Abstract

AbstractLawsonite is an important hydrous mineral that is stable at low‐temperature (LT) and high‐ to ultrahigh‐pressure (HP–UHP) conditions in subducted slabs. The occurrence/absence of lawsonite in eclogite is a significant constraint for the construction of the metamorphic, tectonic and fluid/melt evolution histories of an HP–UHP terrane. However, lawsonite is very rarely preserved in natural eclogites, and accurate judgment of its former existence is a significant challenge for petrologists. At present, whether lawsonite has ever existed in lawsonite‐absent eclogite is mainly judged by (i) pseudomorphs after lawsonite, and (ii) phase equilibria modelling. In this study, major element and trace‐element distributions in multistage minerals were examined in the Ganghe lawsonite‐absent UHP eclogite in the Dabie UHP terrane, eastern China. This work demonstrates that the whole‐rock Sr and light rare earth elements (LREEs) are mainly dominated by epidote; other minerals (garnet, omphacite, quartz, kyanite, barroisite, phengite and accessory minerals) play a very limited role in the Sr and LREEs budgets. Two stages of epidote, which have noticeably different Sr and LREEs contents, were recognized in the eclogite: (i) Epidote porphyroblasts (Ep‐P core), which are suspected to be the pseudomorphic mineral after lawsonite, contain significantly high Sr (7200–10 300 ppm) and LREEs (160–1300 ppm for La). (ii) An earlier stage epidote (Ep‐In core) occurs as inclusions in matrix omphacite, or in omphacite inclusions in the suspected pseudomorphic minerals after lawsonite (SPMAL); this early epidote has significantly lower Sr (990–1890 ppm, average 1495 ppm, n = 17) and LREEs contents (60–110 ppm for La, average 91 ppm, n = 17).

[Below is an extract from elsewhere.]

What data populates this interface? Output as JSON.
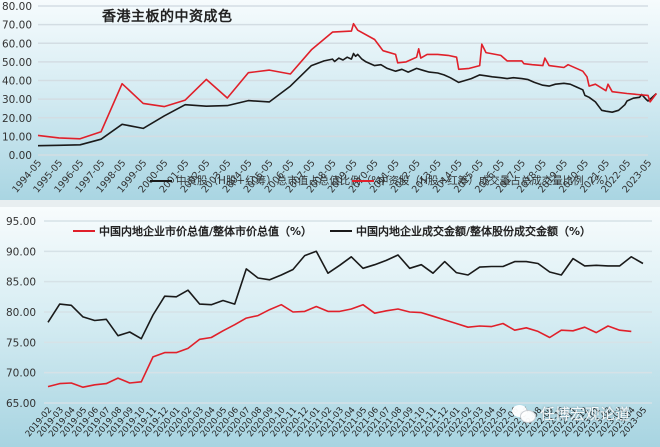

All of the existing early‐stage minerals predating the SPMAL have very low contents of Sr and LREEs, and the total amounts of these elements in the early‐stage minerals do not balance those in the SPMAL. This indicates that a missing Ca‐, Al‐, Sr‐ and LREE‐rich mineral, which was previously in equilibrium with the early‐stage minerals, likely existed in the Ganghe eclogite. On the basis of the mineral geochemistry and phase equilibria modelling, we confirm that the missing mineral cannot be anything but lawsonite. This study indicates that examining the mass (im)balance of Sr and LREEs between multistage HP–UHP epidote can be used as a potential method to confirm the previous existence of lawsonite in lawsonite‐absent eclogite.